Oil was poised for the biggest weekly decline since July as a rout in emerging markets raises concern energy demand will weaken.
Futures in New York fell for a third straight session on Friday after a week-long slide of developing markets. The dollar advanced after American employers added more jobs than expected, diminishing the appeal of commodities priced in the greenback.
“This whole emerging market situation is sapping a lot of energy from commodity markets,” Bart Melek, head of global commodity strategy at TD Securities in Toronto, said by phone. “Risk appetites have waned somewhat. That’s not particularly good.”
The protracted trade dispute between the U.S. and China has cast a shadow over prospects for the economic growth that fuels energy demand. That bearish sentiment has been tempered somewhat by fears that U.S. sanctions against Iran may cripple supplies from OPEC’s No. 3 exporter.
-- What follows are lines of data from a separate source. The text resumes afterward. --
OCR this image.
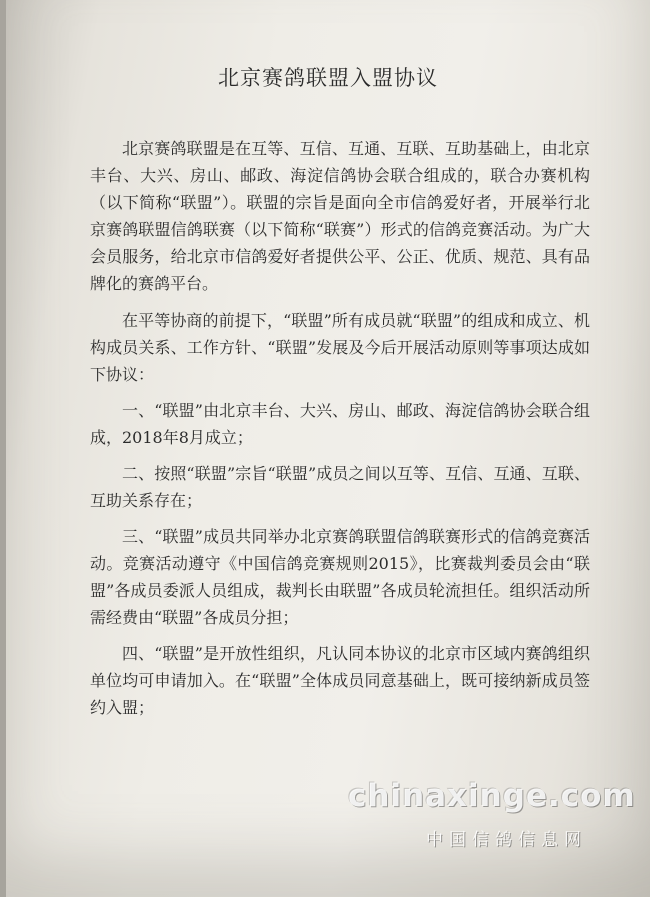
北京赛鸽联盟入盟协议

北京赛鸽联盟是在互等、互信、互通、互联、互助基础上，由北京丰台、大兴、房山、邮政、海淀信鸽协会联合组成的，联合办赛机构（以下简称“联盟”）。联盟的宗旨是面向全市信鸽爱好者，开展举行北京赛鸽联盟信鸽联赛（以下简称“联赛”）形式的信鸽竞赛活动。为广大会员服务，给北京市信鸽爱好者提供公平、公正、优质、规范、具有品牌化的赛鸽平台。

在平等协商的前提下，“联盟”所有成员就“联盟”的组成和成立、机构成员关系、工作方针、“联盟”发展及今后开展活动原则等事项达成如下协议：

一、“联盟”由北京丰台、大兴、房山、邮政、海淀信鸽协会联合组成，2018年8月成立；

二、按照“联盟”宗旨“联盟”成员之间以互等、互信、互通、互联、互助关系存在；

三、“联盟”成员共同举办北京赛鸽联盟信鸽联赛形式的信鸽竞赛活动。竞赛活动遵守《中国信鸽竞赛规则2015》，比赛裁判委员会由“联盟”各成员委派人员组成，裁判长由联盟”各成员轮流担任。组织活动所需经费由“联盟”各成员分担；

四、“联盟”是开放性组织，凡认同本协议的北京市区域内赛鸽组织单位均可申请加入。在“联盟”全体成员同意基础上，既可接纳新成员签约入盟；

chinaxinge.com
中国信鸽信息网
West Texas Intermediate for October delivery fell 60 cents to $67.17 a barrel at 10:30 a.m. on the New York Mercantile Exchange. Prices were down 3.4 percent for the week, the biggest weekly drop since mid July. Total volume traded was about 18 percent below the 100-day average.
Brent for November settlement fell 37 cents to $76.13 on the ICE Futures Europe exchange, on course for a 1.5 percent weekly decline. The global benchmark crude traded at a $9.11 premium to WTI for the same month.